The actor/writer/director/social activist has started The Foundation to eradicate discrimination
Litfest: It may not be known if being in Bhutan made him happy, but what makes one of India’s most respected actors Rahul Bose happy is making others happy.
The actor, writer, director and social activist, who was in the capital for the literary fest, said that doing a job well without hurting anyone with excellence, integrity, and with compassion is what makes him happy. “The other thing that really makes me happy is to make others happy.”
Besides acting and sleeping less, Rahul Bose is equally involved in social causes and founded an NGO called The Foundation, which works towards removing all kinds of discrimination. What and why he does through The Foundation “stems from a love that I have for the world that I used to live in; I wouldn’t say it was totally non discriminatory but it was less than today.”
Rahul Bose recalls growing up in a Bombay that was not as discriminatory as it is now, saying ‘something broke in Bombay in ’92 after the riots. “The cosmopolitan nature of that city I think suffered an irreparable blow at that time and my first instinct was, caste, class and gender – all kinds of discrimination that exists abound in India,” he says. “So I was just looking at creating an NGO that would look at its long term goal of creating a world without discrimination; to try and create that, because it won’t happen in my time.”

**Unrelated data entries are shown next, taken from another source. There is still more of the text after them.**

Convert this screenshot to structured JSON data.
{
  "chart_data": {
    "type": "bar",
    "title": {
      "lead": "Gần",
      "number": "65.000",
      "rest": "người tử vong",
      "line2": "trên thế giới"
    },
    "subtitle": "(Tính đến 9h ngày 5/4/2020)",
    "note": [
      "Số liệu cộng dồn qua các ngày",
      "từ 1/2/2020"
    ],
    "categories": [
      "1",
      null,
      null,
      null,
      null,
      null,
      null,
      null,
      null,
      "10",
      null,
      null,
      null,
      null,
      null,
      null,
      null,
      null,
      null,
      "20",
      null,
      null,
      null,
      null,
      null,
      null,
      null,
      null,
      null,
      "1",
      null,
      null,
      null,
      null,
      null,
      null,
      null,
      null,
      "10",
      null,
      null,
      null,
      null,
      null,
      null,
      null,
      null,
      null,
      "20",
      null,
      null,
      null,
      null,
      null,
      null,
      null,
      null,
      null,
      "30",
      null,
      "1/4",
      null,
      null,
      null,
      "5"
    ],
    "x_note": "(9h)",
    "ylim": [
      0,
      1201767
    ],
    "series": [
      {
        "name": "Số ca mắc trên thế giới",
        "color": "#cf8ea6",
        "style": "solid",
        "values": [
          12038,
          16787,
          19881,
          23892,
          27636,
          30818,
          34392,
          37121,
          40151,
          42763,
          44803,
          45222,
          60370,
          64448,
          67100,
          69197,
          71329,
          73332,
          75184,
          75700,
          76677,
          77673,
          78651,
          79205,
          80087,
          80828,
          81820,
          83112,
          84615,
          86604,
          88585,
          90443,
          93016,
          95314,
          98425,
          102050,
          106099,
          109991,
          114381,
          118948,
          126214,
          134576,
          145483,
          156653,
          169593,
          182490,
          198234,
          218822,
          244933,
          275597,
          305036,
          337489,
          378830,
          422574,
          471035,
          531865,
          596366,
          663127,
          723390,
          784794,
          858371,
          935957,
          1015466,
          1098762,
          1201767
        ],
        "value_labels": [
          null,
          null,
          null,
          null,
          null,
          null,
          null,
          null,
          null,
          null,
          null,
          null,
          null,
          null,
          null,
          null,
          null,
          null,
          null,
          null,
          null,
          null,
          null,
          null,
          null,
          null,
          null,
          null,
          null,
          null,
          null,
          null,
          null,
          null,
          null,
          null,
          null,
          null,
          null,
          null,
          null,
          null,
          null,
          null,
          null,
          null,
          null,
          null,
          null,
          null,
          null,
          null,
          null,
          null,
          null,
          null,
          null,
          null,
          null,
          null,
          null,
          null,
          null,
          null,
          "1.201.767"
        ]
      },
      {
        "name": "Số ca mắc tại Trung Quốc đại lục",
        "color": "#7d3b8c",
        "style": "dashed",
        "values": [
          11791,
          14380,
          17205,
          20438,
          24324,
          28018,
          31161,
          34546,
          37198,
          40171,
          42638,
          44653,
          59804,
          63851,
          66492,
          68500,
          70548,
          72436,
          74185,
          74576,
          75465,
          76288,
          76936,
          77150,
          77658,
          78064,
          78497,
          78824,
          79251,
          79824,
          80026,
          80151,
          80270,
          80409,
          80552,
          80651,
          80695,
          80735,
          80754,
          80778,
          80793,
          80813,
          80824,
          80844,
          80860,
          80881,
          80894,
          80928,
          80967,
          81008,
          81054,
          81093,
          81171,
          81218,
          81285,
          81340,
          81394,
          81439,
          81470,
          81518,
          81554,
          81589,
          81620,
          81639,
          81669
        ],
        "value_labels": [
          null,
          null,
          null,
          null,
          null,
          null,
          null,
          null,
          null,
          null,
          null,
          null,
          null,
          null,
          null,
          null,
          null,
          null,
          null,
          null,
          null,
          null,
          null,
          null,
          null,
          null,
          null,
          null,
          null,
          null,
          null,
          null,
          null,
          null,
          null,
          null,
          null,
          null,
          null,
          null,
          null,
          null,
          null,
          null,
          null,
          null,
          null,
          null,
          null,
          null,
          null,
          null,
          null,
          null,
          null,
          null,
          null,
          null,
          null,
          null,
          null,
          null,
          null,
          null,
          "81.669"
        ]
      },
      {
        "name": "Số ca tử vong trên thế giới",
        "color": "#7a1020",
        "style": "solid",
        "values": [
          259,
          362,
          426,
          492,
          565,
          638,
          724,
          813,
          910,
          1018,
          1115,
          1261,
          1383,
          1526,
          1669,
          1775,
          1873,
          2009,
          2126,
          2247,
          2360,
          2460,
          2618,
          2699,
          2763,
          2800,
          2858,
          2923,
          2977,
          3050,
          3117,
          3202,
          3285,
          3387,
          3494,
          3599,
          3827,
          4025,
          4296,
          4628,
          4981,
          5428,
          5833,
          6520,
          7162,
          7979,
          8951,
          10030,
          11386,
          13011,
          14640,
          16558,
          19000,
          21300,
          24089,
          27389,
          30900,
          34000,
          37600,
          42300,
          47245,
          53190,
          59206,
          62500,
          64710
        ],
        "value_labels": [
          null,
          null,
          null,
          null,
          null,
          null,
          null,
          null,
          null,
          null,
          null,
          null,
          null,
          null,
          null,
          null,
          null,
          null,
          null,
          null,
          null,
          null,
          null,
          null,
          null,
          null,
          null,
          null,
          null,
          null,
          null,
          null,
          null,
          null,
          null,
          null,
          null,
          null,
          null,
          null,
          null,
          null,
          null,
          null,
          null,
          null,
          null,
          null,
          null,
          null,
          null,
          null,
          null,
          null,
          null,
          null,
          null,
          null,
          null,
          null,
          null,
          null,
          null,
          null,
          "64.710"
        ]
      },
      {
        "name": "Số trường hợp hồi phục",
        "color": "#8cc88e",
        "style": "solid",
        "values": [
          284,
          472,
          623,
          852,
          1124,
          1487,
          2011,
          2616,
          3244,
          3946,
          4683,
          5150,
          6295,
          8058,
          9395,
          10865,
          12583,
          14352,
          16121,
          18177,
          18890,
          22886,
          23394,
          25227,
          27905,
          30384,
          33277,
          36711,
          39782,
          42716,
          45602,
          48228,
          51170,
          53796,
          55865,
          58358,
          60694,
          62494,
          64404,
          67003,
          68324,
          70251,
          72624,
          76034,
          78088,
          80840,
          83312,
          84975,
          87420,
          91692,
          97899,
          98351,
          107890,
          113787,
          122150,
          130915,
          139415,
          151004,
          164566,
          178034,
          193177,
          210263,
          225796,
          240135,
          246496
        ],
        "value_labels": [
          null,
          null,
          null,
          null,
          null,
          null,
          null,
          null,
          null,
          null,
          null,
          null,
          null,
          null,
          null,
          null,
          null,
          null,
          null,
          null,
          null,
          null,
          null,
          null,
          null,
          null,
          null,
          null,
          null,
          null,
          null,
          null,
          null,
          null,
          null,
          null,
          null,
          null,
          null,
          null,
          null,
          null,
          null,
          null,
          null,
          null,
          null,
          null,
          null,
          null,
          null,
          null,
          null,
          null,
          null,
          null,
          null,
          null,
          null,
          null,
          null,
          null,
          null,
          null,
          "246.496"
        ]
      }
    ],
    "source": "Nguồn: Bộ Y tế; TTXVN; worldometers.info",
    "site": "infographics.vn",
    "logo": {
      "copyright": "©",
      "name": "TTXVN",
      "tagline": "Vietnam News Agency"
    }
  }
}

The two things that his NGO does, he says, is find children from the poorest pockets of India and give them education in some of the best boarding schools in some other parts of the country. “So there’s a bridge built, they enter, not mainstream, but an idea of India that embraces them.”
The Foundation, he says, chose children from Andaman and Nicobar islands first, then from Kashmir and it would go to Manipur next. The other issue his NGO works with is survivors of child sexual abuse.
“Fifty three percent of children, according to a government estimate, are sexually abused; we find that somebody, who has been sexually abused, exercises a sort of self-discrimination, which we wanted to erase and these are the two things that we do out of the many things that we could do,” he says.
On why he is ‘forever doing other things in other places for other people,’ Rahul Bose’s first response is, ‘I don’t know’ and after a thought, adds, “I just love doing it; no one forced me; no one asked me; no one advised me, nothing. I just started; it’s not that I come from an underprivileged background that I want to; nothing; I just, I don’t know but all I can say is that I’ll never stop doing it.”
And how does he manage to juggle all these roles. “I sleep less,” pat comes the reply, but doesn’t say how many hours he sleeps. Then he adds, “It’s a pleasure; I think a lot of people spend time resting and I don’t.”
But if one really pushes him on, which of these roles he most identifies with.
“I would say actor,” the 46-year-old says. “But we all have different roles in our lives; we can be obedient daughters, spoilt girlfriends, loyal friends and I just look at my life as different aspects of me and they’re all equally precious to me.”
Rahul Bose says just being somebody in a prominent position doesn’t meant you start wanting to do something for others or if it’s natural for actors to attach themselves to causes. “The philanthropic impulse can exist even in somebody very poor, they might not give money, but they might give their love,” he says. “Just because you’re somebody well known doesn’t mean you have do something for society; I spoke to an actress, who told me that, for her, her contribution to society is acting well.”
On using entertainment for education or creating awareness on social issues, the actor says that entertainment can only be done in subliminal message giver. “It can only give you a sense of what is possible but it cant actually do it; there is no escaping the fact that you have to be out there and do the actual work directly,” he says. “I also believe that a lot of cinema, that has a social cause behind it or whatever doesn’t do well because people can see that its trying to be preachy; the function of art is to tell a great story and then the next function is to educate; if at all it must.”
Rahul Bose, who is at times known for his alternate views and also criticised, keeps saying that one has to oscillate between a thick skin and a thin skin in life.
“You have to have your skin very thin and very receptive to the world when you are creating but when you finish and when you are expressing an opinion, your skin has to be thick,” he says.
“But you know, people who want to hate don’t require any reasons; I keep saying that if we knew we were so hated as people in public life, we wouldn’t get up in the morning, it would cripple me,” he says. “It would be like a punch to the solar plexus, you would just not be able to get up; some will love you, some will hate you. You have to take both with a great deal of respectful frivolity.”